『哲学の東北』 中沢新一 (青土社)
中沢新一さんも、私と同じモノを東北に感じているんですね。やはり何かあるんです。あそこには。
「東北の哲学」でなくて「哲学の東北」。これもよくわかります。艮ですよ。鬼門。出口王仁三郎も言います。日本は世界の艮(東北)だと。そこになにかが幽閉されている。それは…。
私もどういうわけか東北に惹かれていました。若い時にも何回か足を運んでいます。そこには啄木や賢治や寺山や太宰がいました。彼らの言葉を通じて知った東北はなぜか我々都会人よりずっとオシャレでした。この本でいうアヴァンギャルドというヤツでしょう。
しかし、矛盾も深く感じていました。彼の記した言葉と、実際に東北の人たちが語る言葉、あるいは村々に記された言葉とのとんでもない(!)乖離。いったい何が起きているのだ。
その後、棟方志功や土方巽に出会い、そして縁あって東北の女を嫁にして、そうして違った意味で東北に通うようになってようやく分かりました。ああ、ここは「モノ」の国だと。「コト」の国ではない。懐かしい物の怪の国だ。
「モノ」の国だからこそ、そこに現れる「コト」はみんなウソくさい。ウソであることをはばからない。それがエロティシズムであり、フィクションであり、ユーモアであり、いかがわしさであり。まるで人間の活動が全て見世物であるように輝いている。
賢治や啄木や太宰や寺山や土方の言葉が特別なのは、そうか、単に外国語だからだ。カミさんはそれをいとも簡単に私に教えてくれました。なんだ、それだけのことか。あれは全部ウソだから輝いていたのか。だからタモリの寺山はあまりにそれらしくて面白いのか。
この本でも、そうした言葉の問題が取り上げられています。東北があいさつとことわざの世界だというには大賛成です。あいさつしかない。それはよくわかります。私なんか東北にいるとしゃべりすぎてしまいます。彼らがしゃべる時は、それはフィクションとしての作品を生む時です。そうそう、あの時の皆さんの武勇伝大会は面白かったなあ。どこまでが本当かわからない、本当の物語を聞いたような気がしましたっけ。

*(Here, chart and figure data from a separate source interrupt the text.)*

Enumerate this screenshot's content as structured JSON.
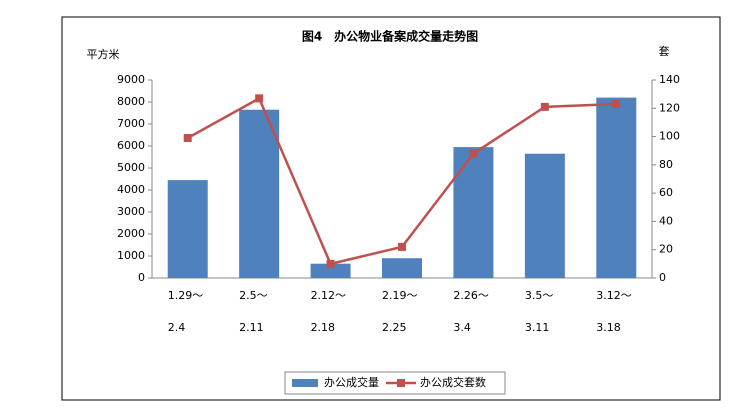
{
  "chart_data": {
    "type": "bar",
    "title": "图4　办公物业备案成交量走势图",
    "y_label": "平方米",
    "y2_label": "套",
    "categories": [
      [
        "1.29～",
        "2.4"
      ],
      [
        "2.5～",
        "2.11"
      ],
      [
        "2.12～",
        "2.18"
      ],
      [
        "2.19～",
        "2.25"
      ],
      [
        "2.26～",
        "3.4"
      ],
      [
        "3.5～",
        "3.11"
      ],
      [
        "3.12～",
        "3.18"
      ]
    ],
    "series": [
      {
        "name": "办公成交量",
        "type": "bar",
        "color": "#4f81bd",
        "values": [
          4450,
          7650,
          650,
          900,
          5950,
          5650,
          8200
        ]
      },
      {
        "name": "办公成交套数",
        "type": "line",
        "axis": "y2",
        "color": "#c0504d",
        "values": [
          99,
          127,
          10,
          22,
          88,
          121,
          123
        ]
      }
    ],
    "ylim": [
      0,
      9000
    ],
    "yticks": [
      0,
      1000,
      2000,
      3000,
      4000,
      5000,
      6000,
      7000,
      8000,
      9000
    ],
    "y2lim": [
      0,
      140
    ],
    "y2ticks": [
      0,
      20,
      40,
      60,
      80,
      100,
      120,
      140
    ],
    "legend": "bottom",
    "grid": false
  }
}
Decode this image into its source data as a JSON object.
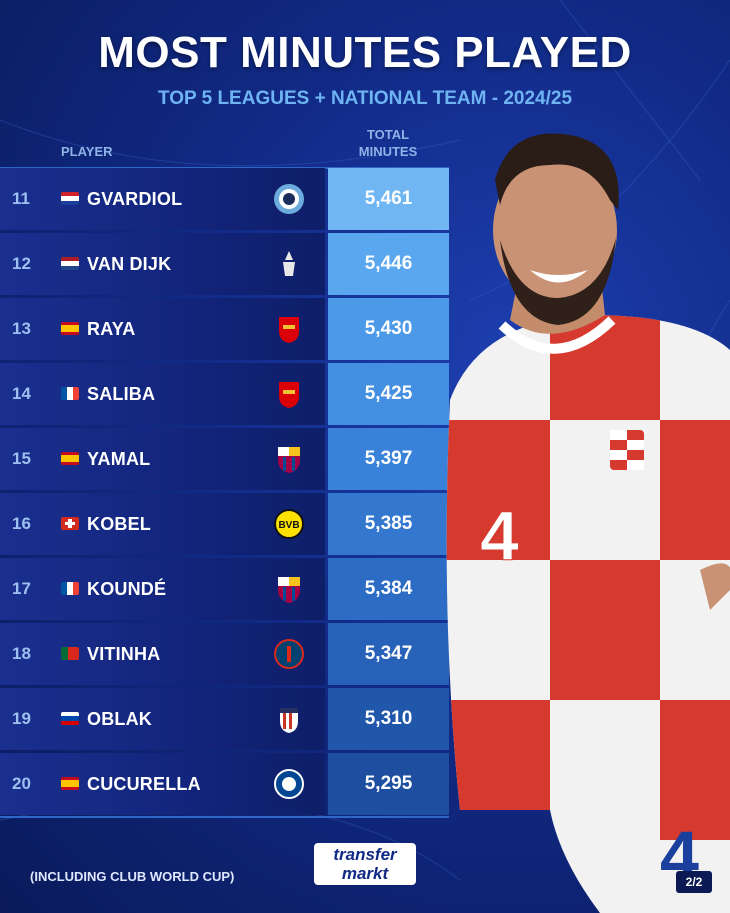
{
  "header": {
    "title": "MOST MINUTES PLAYED",
    "subtitle": "TOP 5 LEAGUES + NATIONAL TEAM - 2024/25"
  },
  "columns": {
    "player": "PLAYER",
    "total_line1": "TOTAL",
    "total_line2": "MINUTES"
  },
  "rows": [
    {
      "rank": "11",
      "name": "GVARDIOL",
      "minutes": "5,461",
      "flag": "croatia",
      "club": "manchester-city-icon",
      "value_color": "#6fb6f3"
    },
    {
      "rank": "12",
      "name": "VAN DIJK",
      "minutes": "5,446",
      "flag": "netherlands",
      "club": "liverpool-icon",
      "value_color": "#5aa7ef"
    },
    {
      "rank": "13",
      "name": "RAYA",
      "minutes": "5,430",
      "flag": "spain",
      "club": "arsenal-icon",
      "value_color": "#4c99e8"
    },
    {
      "rank": "14",
      "name": "SALIBA",
      "minutes": "5,425",
      "flag": "france",
      "club": "arsenal-icon",
      "value_color": "#438fe2"
    },
    {
      "rank": "15",
      "name": "YAMAL",
      "minutes": "5,397",
      "flag": "spain",
      "club": "barcelona-icon",
      "value_color": "#3a82d9"
    },
    {
      "rank": "16",
      "name": "KOBEL",
      "minutes": "5,385",
      "flag": "switzerland",
      "club": "dortmund-icon",
      "value_color": "#3377cf"
    },
    {
      "rank": "17",
      "name": "KOUNDÉ",
      "minutes": "5,384",
      "flag": "france",
      "club": "barcelona-icon",
      "value_color": "#2c6cc4"
    },
    {
      "rank": "18",
      "name": "VITINHA",
      "minutes": "5,347",
      "flag": "portugal",
      "club": "psg-icon",
      "value_color": "#2762b8"
    },
    {
      "rank": "19",
      "name": "OBLAK",
      "minutes": "5,310",
      "flag": "slovenia",
      "club": "atletico-icon",
      "value_color": "#2157ab"
    },
    {
      "rank": "20",
      "name": "CUCURELLA",
      "minutes": "5,295",
      "flag": "spain",
      "club": "chelsea-icon",
      "value_color": "#1d4e9f"
    }
  ],
  "footer": {
    "note": "(INCLUDING CLUB WORLD CUP)",
    "logo_line1": "transfer",
    "logo_line2": "markt",
    "page": "2/2"
  },
  "colors": {
    "background": "#112a86",
    "subtitle": "#6fb4f2",
    "divider": "#2f67c8"
  }
}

中沢さんと対談者たちは言います。異質の「もの」どうしが結びつくエロティックな力。それはロゴスでもコスモスでもない。贈与の力。イマジネールからリアルへ。客観の方へ。物の方へ。コミュニケーションとしての言語ではない。モノとしての言語。嘘こそが存在の様式。
唯物論的な物言いはあんまり好きではないのですが、しかし、やはり「モノ」がベースであるような気がするのです。「コト」は我々の意識であり、だからこそ存在はフィクションであると。「モノ」という大地に咲く「コト」という花だから美しい。本書にもありましたが、まさに仏教を象徴する蓮の華ですよね。
土方巽のよき理解者であり、よき継承者であり、よき体現者である森繁哉さんとの対談が刺激的でした。「物」と一体化するんではなく、「物」は他者のままにしておかねばならないと。接続はするけれども一体化はしない。できない。私たちの肉体からしてそうだと。舞踏の基本姿勢ですね。
思い通りにならないことの素晴らしさでしょうね。あっそうか。「ものにする」という言葉、あるいは「ものになる」という言葉、なんとなく自分の「モノ・コト論」とは矛盾しているような気がしていたんですが、そんなことなかったんだ。一体化ではなく、あくまでも外部の他者と接続するという意味なんだ。そうすると「仕事は体で覚えるな」「習熟するな」という言葉の意味もよくわかるというものです。
やはり東北(艮)には、近代が忌み嫌った「モノ」が幽閉されていました。だから懐かしく恐ろしいのですね。大物忌神社はその総本宮なんですね。私の後半生は間違いなく「東北」とともにあるでしょう。東北というブラックホールに吸い取られて良かったなあ。